TRUE TRAINING 98 - Mindset and Consequence
I love questions that get my mind whirling, and someone asked me a good one the other day: “How many repetitions are necessary for a horse to learn something?” Well, of course, the answer depends partly on what we’re trying to teach. A horse can learn a behavior that fits his nature much faster than one that goes against it.
For example, we can teach most horses to stop at the word “whoa” pretty quickly. But it takes a lot longer—10 or 15 years longer, sometimes—to teach a horse to ignore the hard wiring in his brain that tells him to shy at something new and scary. In the latter case, we’re working against 56 million years of evolution and a brain that dictates instant flight. In the former, we’re banking on the likelihood that the horse kinda wants to stop and stand still for a minute.
But that answer barely scratches the surface of the question. In brain-based horsemanship, I try to take all features of the horse’s learning mind into account. Her memory capacity, her age and experience, her mindset at the time of learning, the method used to teach her, the emotional bond she has with her trainer, the consequences of her behavior, the environment she lives and learns in.
(For the moment, let’s ignore all the physical conditions that must also be met. A horse can’t learn a lesson that hurts because of an undiagnosed veterinary problem or find the stamina to produce results while starving, and so on. I’m assuming here that we are talking about a sound, healthy horse who is receiving good care on a daily basis.)
My friend wanted a quick concise answer to her question, not a dissertation. So I chose the two features I believe are most important: A horse learns not by virtue of repetitions, but by mindset and consequence. True has been taught his ground manner and performance lessons with exactly those conditions in mind. The bond is critical too, but it lies at a higher level—bonding and learning are both produced by considering mindset and consequence.
Mindset refers to the horse’s levels of calmness and attention at the time a new maneuver is taught. No one—horse or human—learns well when nervous, fearful, excited, or distracted. So before I teach True something new, I make sure he is calm and relaxed, receptive to something new. If he isn’t, I spend the time needed to create that mindset before starting a new lesson. Sometimes it takes 60 seconds; sometimes it takes 60 days. We’re on horse time, here, not human time.
Consequence refers to what happens after the horse tries to perform the new maneuver. We all make mistakes while learning—that’s what learning is all about: Try: fail. Try: fail less. Try: that’s a little better, -- and so on. If the learning horse does well at a new task, does he get rewarded? In what way—edibly, non-edibly, profusely, grudgingly, sparingly? If he makes a mistake, what happens? Does he get punished? Does he sense that his trainer is angry? Does he receive a neutral response that neither rewards nor punishes the behavior? Is he given a chance to try again? Does the trainer give up with a huff and put him away? Is she teaching... or just drilling? (Please see Post 95 if she's drilling.) Is the overall experience pleasant for the horse?

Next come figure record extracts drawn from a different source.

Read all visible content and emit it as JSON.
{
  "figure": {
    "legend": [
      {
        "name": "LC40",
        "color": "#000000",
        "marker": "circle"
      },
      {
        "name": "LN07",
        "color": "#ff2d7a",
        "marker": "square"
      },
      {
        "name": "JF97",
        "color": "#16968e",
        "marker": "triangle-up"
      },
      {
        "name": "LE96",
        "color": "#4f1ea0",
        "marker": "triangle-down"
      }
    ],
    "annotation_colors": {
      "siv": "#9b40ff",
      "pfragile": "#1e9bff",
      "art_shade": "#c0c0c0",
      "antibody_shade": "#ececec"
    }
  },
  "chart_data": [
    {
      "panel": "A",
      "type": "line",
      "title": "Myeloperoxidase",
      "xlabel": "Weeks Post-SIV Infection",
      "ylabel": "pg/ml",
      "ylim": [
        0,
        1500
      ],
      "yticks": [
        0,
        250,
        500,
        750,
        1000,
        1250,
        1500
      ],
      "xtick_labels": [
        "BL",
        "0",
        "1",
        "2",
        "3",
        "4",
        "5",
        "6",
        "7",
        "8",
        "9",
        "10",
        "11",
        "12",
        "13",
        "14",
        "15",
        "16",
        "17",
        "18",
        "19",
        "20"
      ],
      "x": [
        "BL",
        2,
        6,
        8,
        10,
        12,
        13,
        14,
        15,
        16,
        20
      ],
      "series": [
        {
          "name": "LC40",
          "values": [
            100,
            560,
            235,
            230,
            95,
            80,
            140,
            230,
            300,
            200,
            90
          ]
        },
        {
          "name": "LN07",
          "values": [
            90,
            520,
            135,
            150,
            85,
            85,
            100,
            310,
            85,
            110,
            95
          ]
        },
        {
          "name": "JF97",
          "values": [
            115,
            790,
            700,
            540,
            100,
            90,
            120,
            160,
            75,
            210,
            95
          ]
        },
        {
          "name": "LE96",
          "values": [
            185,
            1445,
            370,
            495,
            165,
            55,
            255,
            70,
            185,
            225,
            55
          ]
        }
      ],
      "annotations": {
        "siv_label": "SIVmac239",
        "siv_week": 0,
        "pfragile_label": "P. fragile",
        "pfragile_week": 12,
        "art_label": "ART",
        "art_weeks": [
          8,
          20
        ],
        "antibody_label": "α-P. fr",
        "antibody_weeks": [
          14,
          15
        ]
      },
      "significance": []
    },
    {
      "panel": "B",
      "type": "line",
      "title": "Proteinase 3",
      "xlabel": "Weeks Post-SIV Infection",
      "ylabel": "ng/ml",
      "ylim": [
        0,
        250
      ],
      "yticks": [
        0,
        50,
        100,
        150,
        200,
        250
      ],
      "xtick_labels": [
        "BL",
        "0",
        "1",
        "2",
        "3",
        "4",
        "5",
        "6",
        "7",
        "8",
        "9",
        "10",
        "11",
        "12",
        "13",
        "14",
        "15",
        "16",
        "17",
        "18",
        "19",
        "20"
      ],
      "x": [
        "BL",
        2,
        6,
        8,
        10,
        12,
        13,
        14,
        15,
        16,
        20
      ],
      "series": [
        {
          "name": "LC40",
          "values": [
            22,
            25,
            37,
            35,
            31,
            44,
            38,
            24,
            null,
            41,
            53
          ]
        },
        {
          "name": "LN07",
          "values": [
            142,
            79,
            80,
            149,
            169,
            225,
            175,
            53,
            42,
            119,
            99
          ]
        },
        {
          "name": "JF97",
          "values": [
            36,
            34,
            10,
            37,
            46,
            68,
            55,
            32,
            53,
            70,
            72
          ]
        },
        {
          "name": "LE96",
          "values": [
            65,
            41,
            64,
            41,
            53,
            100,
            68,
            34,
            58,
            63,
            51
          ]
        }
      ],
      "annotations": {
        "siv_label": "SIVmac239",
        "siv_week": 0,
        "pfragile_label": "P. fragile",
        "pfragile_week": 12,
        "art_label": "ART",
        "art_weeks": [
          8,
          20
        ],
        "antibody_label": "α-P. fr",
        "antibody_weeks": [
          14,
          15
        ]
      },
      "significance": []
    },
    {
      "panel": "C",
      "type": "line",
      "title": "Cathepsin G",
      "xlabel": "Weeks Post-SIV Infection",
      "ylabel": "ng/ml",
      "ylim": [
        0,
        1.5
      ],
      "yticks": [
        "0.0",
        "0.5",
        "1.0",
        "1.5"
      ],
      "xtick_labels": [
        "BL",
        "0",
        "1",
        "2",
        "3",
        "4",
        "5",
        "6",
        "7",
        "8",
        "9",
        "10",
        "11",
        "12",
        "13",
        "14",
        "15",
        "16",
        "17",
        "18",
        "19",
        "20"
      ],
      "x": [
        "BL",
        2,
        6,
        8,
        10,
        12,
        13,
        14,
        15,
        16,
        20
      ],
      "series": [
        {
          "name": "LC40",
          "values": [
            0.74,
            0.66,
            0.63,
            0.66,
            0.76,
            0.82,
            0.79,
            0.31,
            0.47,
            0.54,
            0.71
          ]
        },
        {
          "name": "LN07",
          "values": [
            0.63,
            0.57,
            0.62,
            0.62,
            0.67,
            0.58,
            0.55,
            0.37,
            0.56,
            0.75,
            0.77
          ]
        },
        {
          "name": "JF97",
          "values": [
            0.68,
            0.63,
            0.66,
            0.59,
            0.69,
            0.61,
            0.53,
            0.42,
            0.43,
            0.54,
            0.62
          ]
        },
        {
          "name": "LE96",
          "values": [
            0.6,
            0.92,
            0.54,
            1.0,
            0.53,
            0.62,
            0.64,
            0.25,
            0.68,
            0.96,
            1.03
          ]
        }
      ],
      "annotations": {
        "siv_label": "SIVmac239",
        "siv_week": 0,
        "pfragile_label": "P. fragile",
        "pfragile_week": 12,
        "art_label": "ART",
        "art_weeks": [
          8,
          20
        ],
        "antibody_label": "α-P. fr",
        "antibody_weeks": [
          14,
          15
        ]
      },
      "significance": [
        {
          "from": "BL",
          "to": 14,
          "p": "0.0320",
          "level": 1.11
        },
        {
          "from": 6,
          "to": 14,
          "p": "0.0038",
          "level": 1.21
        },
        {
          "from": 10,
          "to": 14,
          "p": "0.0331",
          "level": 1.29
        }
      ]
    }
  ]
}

During a new lesson, a horse’s mindset and the consequences she receives for her learning attempts are critical. Try to achieve a calm, attentive attitude in the horse before presenting the new lesson. And offer a generous kind consequence (usually non-edible) for good effort even if the result isn’t perfect yet. Think more about these two features than about repetition, make the experience positive for the horse whether she succeeds or fails, and you will be on the way to improved performance and a well-bonded horse who looks to you for loving guidance.